Glycolaldehyde (GA, 2-hydroxyethanal, C2H4O2) is a semivolatile molecule of atmospheric importance, recently proposed as a precursor in the formation of aqueous-phase secondary organic aerosol (SOA). There are few methods to measure GA vapor, but infrared spectroscopy has been used successfully. Using vetted protocols we have completed the first assignment of all fundamental vibrational modes and also derived quantitative IR absorption band strengths using both neat and pressure-broadened GA vapor. Even though GA is problematic due to its propensity to both dimerize and condense, our intensities agree well with the few previously published values.

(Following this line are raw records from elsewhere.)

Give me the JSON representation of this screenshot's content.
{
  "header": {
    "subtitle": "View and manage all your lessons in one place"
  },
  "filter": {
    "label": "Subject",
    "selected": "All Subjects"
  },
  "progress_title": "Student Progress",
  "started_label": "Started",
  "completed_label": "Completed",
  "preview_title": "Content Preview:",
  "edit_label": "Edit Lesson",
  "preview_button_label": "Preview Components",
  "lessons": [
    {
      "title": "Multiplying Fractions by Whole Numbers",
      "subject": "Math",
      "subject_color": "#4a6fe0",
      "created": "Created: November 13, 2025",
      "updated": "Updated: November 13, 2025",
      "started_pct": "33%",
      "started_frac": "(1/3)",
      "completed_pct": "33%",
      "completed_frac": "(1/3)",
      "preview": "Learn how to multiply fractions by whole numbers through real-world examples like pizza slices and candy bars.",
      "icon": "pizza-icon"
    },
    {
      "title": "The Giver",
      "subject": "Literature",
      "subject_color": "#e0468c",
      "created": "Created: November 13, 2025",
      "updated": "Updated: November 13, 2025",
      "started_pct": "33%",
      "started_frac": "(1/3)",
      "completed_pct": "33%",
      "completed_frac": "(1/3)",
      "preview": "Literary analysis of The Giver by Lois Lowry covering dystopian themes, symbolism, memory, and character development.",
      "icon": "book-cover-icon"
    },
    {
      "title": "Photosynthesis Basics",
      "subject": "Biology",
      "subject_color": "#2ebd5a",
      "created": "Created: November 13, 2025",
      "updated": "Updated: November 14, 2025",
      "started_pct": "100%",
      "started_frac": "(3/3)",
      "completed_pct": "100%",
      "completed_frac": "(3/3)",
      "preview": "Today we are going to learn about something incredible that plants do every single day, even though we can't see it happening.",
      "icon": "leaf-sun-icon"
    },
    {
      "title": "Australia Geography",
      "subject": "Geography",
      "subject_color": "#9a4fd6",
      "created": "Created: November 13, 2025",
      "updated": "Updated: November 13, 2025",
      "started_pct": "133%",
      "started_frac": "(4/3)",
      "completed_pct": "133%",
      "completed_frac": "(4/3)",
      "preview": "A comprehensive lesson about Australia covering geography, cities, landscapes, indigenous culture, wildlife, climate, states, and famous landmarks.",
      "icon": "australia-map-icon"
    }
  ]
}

Using the ν10 band Q-branch at 860.51 cm(-1), we have also determined GA mixing ratios in biomass burning plumes generated by field and laboratory burns of fuels from the southeastern and southwestern United States, including the first IR field measurements of GA in smoke. The GA emission factors were anti-correlated with modified combustion efficiency confirming release of GA from smoldering combustion. The GA emission factors (grams of GA emitted per kilogram of biomass burned on a dry mass basis) had a low dependence on fuel type consistent with the production mechanism being pyrolysis of cellulose. GA was emitted at 0.23 ± 0.13% of CO from field fires, and we calculate that it accounts for ∼18% of the aqueous-phase SOA precursors that we were able to measure.